Dans ce verdict, le juge Mayer pense que la décision survenue suite à l’affaire "Alice" doit suggérer que les logiciels ne sont pas brevetables. « Les logiciels se situent dans l’antichambre d’une invention brevetable. Parce qu’un logiciel génériquement implémenté constitue une idée qui n’est pas suffisamment liée à une structure physique autre que l'ordinateur standard, c’est un précurseur à la technologie au lieu d’être une technologie lui-même », écrit le juge.
Cette décision de la justice est aussi significative dans le sens où elle s’est intéressée au sujet des brevets logiciels dans le contexte de la technologie et des monopoles de gouvernements. Le juge Mayer a attiré l’attention sur ces monopoles de propriété intellectuelle qui peuvent limiter la liberté d’expression. Le juge note que les lois du droit d’auteur incluent des garanties pour la protection du premier amendement comme la “fair use”, et que les brevets doivent intégrer des dispositions similaires afin d’éviter tout abus. Le juge suggère également que ces dispositions doivent prendre part dans le Patent Act, connu sous le nom “Section 101”, qui stipule que des choses, incluant les idées abstraites, ne sont pas brevetables tout simplement.

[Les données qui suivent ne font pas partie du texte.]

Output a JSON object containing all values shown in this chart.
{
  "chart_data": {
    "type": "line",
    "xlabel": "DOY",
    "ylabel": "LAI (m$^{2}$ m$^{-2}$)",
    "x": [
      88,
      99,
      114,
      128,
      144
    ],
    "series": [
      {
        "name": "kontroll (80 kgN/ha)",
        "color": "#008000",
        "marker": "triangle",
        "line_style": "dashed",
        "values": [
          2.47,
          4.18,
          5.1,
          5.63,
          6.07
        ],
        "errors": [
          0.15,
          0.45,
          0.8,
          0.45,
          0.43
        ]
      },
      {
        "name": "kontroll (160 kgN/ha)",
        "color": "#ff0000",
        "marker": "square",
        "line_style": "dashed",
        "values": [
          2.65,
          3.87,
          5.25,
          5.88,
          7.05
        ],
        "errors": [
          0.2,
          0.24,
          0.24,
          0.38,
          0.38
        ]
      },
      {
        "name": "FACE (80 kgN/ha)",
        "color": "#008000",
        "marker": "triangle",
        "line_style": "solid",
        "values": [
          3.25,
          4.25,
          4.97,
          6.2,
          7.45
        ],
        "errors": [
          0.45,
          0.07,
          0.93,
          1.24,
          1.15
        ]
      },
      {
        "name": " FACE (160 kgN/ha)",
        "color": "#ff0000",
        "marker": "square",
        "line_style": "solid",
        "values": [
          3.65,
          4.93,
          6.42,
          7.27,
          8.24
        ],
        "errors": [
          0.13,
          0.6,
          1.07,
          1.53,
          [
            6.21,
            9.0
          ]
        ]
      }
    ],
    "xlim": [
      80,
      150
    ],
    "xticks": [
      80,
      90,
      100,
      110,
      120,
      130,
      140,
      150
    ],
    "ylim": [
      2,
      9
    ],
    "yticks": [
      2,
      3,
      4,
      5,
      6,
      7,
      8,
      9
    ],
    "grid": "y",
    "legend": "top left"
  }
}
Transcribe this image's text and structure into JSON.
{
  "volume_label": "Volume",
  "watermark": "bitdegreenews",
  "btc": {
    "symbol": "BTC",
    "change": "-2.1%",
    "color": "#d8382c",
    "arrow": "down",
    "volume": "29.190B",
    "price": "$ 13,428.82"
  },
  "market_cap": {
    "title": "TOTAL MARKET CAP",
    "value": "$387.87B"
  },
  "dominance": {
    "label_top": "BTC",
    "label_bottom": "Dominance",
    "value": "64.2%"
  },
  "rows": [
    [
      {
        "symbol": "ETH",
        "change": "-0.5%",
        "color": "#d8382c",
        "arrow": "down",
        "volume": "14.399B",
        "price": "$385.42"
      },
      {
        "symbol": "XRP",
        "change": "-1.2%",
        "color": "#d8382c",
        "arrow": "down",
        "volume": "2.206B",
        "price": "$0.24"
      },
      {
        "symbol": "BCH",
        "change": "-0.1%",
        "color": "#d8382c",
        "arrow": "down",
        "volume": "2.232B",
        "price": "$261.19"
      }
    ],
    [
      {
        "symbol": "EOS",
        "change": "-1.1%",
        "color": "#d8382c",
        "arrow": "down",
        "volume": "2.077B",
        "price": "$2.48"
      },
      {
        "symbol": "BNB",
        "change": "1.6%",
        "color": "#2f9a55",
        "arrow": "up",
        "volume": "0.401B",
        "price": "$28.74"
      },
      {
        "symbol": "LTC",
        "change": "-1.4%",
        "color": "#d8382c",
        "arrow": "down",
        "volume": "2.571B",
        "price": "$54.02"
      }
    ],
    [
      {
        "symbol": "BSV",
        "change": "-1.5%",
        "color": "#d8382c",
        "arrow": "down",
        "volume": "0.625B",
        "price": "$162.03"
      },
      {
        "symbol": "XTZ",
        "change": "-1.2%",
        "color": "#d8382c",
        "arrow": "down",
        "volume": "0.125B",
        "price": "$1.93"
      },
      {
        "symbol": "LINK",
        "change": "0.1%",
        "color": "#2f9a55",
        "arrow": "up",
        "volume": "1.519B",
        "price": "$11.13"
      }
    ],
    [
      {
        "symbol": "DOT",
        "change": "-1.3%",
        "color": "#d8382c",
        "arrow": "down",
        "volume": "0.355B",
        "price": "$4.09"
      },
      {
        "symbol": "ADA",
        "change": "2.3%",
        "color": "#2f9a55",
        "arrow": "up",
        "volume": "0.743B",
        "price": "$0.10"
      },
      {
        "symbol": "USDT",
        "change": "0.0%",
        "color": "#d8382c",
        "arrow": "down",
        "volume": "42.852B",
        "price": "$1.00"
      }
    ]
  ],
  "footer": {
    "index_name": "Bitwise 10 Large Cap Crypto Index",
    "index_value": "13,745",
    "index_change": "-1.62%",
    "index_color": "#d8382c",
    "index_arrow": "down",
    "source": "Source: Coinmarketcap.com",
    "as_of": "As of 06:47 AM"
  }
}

En citant des passages de l’American Civil Liberties Union (ACLU) et l’Electronic frontier Foudation (EFF), Meyer écrit : « ‘Internet constitue la forme d’expression de masse la plus participative et elle mérite la plus haute protection de toute intrusion gouvernementale.’ Une application robuste de la section 101 au début des litiges va permettre d’assurer que les canaux essentiels de communication restent “libres à tous les Hommes et réservés exclusivement pour personne.” Toutes les préoccupations concernant le premier amendement associées à la protection par brevet pourraient être évitées si cette cour avait l’intention de reconnaitre que l’affaire Alice a mis fin aux brevets logiciels. » Le juge a ajouté que les logiciels sont une forme de langage et que la protection de propriété intellectuelle qui les couvre devrait être limitée au droit d’auteur, qui couvre également la musique et les livres, au lieu des brevets.
Afin de montrer l’impact des brevets sur l’industrie de technologie et le succès des patent trolls, le juge Mayer a mentionné l’affaire qui oppose Google à Oracle. Il écrit que le « système de brevets complexe et couteux ne correspond pas à l’industrie de logiciels qui évolue rapidement. » « Dans le régime actuel, ceux qui ont des notions vagues sur l’utilisation des ordinateurs pour l’automatisation de pratiques business et sociales bien connues, peuvent récolter d’importants dividendes financiers aux frais des firmes qui produisent réellement ces produits. »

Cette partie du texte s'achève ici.